Последними проснулись Клара и Джек. Они пребывали в незаконном сожительстве с благословения одного евангелического пастора, который еще лелеял надежду их обвенчать и регулярно присылал им письма с моральными наставлениями. Приглашение Фани застало их в Париже. Почему сейчас они находились в Сан-Себастьяне, а не в Париже или в Сан-Франциско – этого они не могли бы объяснить. Они бросались куда вздумается, движимые свежей варварской энергией духа, которая у американцев, вынужденных работать, находит выход в создании материальных ценностей, а у таких, как они, кому работать незачем, – в сумасбродствах. Они разъезжали по свету, подчиняясь импульсу непрерывного движения, точно жизнь вообще не что иное, как глупое, бессмысленное движение.
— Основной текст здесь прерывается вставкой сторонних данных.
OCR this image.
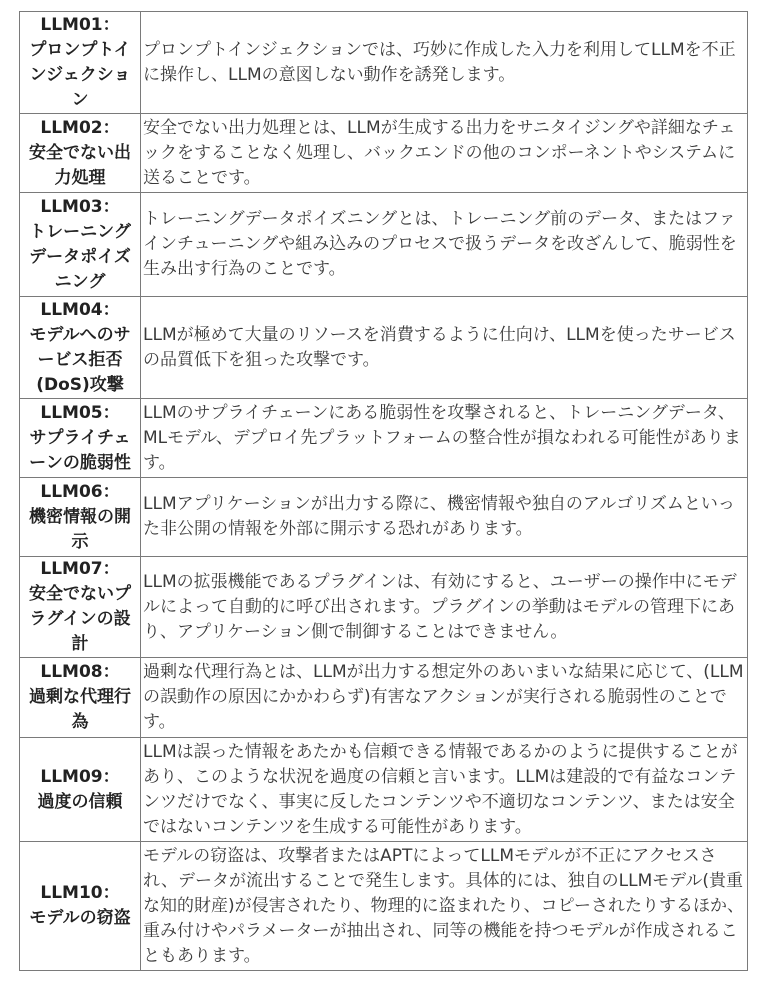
LLM01：
プロンプトインジェクション	プロンプトインジェクションでは、巧妙に作成した入力を利用してLLMを不正に操作し、LLMの意図しない動作を誘発します。

LLM02：
安全でない出力処理	安全でない出力処理とは、LLMが生成する出力をサニタイジングや詳細なチェックをすることなく処理し、バックエンドの他のコンポーネントやシステムに送ることです。

LLM03：
トレーニングデータポイズニング	トレーニングデータポイズニングとは、トレーニング前のデータ、またはファインチューニングや組み込みのプロセスで扱うデータを改ざんして、脆弱性を生み出す行為のことです。

LLM04：
モデルへのサービス拒否(DoS)攻撃	LLMが極めて大量のリソースを消費するように仕向け、LLMを使ったサービスの品質低下を狙った攻撃です。

LLM05：
サプライチェーンの脆弱性	LLMのサプライチェーンにある脆弱性を攻撃されると、トレーニングデータ、MLモデル、デプロイ先プラットフォームの整合性が損なわれる可能性があります。

LLM06：
機密情報の開示	LLMアプリケーションが出力する際に、機密情報や独自のアルゴリズムといった非公開の情報を外部に開示する恐れがあります。

LLM07：
安全でないプラグインの設計	LLMの拡張機能であるプラグインは、有効にすると、ユーザーの操作中にモデルによって自動的に呼び出されます。プラグインの挙動はモデルの管理下にあり、アプリケーション側で制御することはできません。

LLM08：
過剰な代理行為	過剰な代理行為とは、LLMが出力する想定外のあいまいな結果に応じて、(LLMの誤動作の原因にかかわらず)有害なアクションが実行される脆弱性のことです。

LLM09：
過度の信頼	LLMは誤った情報をあたかも信頼できる情報であるかのように提供することがあり、このような状況を過度の信頼と言います。LLMは建設的で有益なコンテンツだけでなく、事実に反したコンテンツや不適切なコンテンツ、または安全ではないコンテンツを生成する可能性があります。

LLM10：
モデルの窃盗	モデルの窃盗は、攻撃者またはAPTによってLLMモデルが不正にアクセスされ、データが流出することで発生します。具体的には、独自のLLMモデル(貴重な知的財産)が侵害されたり、物理的に盗まれたり、コピーされたりするほか、重み付けやパラメーターが抽出され、同等の機能を持つモデルが作成されることもあります。
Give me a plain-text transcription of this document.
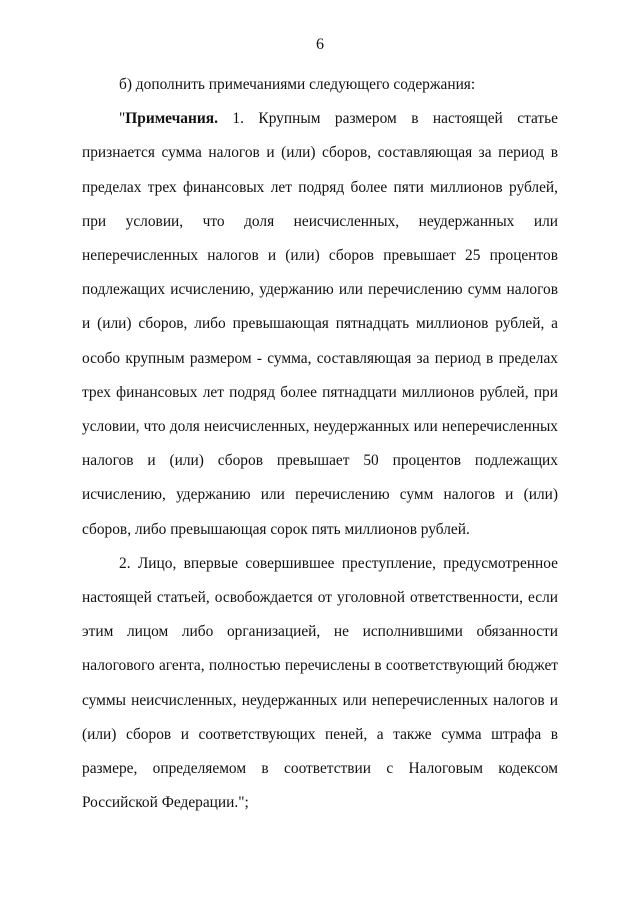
6

б) дополнить примечаниями следующего содержания:

"Примечания. 1. Крупным размером в настоящей статье признается сумма налогов и (или) сборов, составляющая за период в пределах трех финансовых лет подряд более пяти миллионов рублей, при условии, что доля неисчисленных, неудержанных или неперечисленных налогов и (или) сборов превышает 25 процентов подлежащих исчислению, удержанию или перечислению сумм налогов и (или) сборов, либо превышающая пятнадцать миллионов рублей, а особо крупным размером - сумма, составляющая за период в пределах трех финансовых лет подряд более пятнадцати миллионов рублей, при условии, что доля неисчисленных, неудержанных или неперечисленных налогов и (или) сборов превышает 50 процентов подлежащих исчислению, удержанию или перечислению сумм налогов и (или) сборов, либо превышающая сорок пять миллионов рублей.

2. Лицо, впервые совершившее преступление, предусмотренное настоящей статьей, освобождается от уголовной ответственности, если этим лицом либо организацией, не исполнившими обязанности налогового агента, полностью перечислены в соответствующий бюджет суммы неисчисленных, неудержанных или неперечисленных налогов и (или) сборов и соответствующих пеней, а также сумма штрафа в размере, определяемом в соответствии с Налоговым кодексом Российской Федерации.";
Их активность в спорте и путешествиях была подобна деловой активности их отцов, мистера Уинки и мистера Саутдауна, компаньонов и совладельцев заводов авиационных моторов, – двух благодетелей человечества, которые с нетерпением ждали второй мировой войны, чтобы увеличить стократно, а по возможности и тысячекратно свои богатства.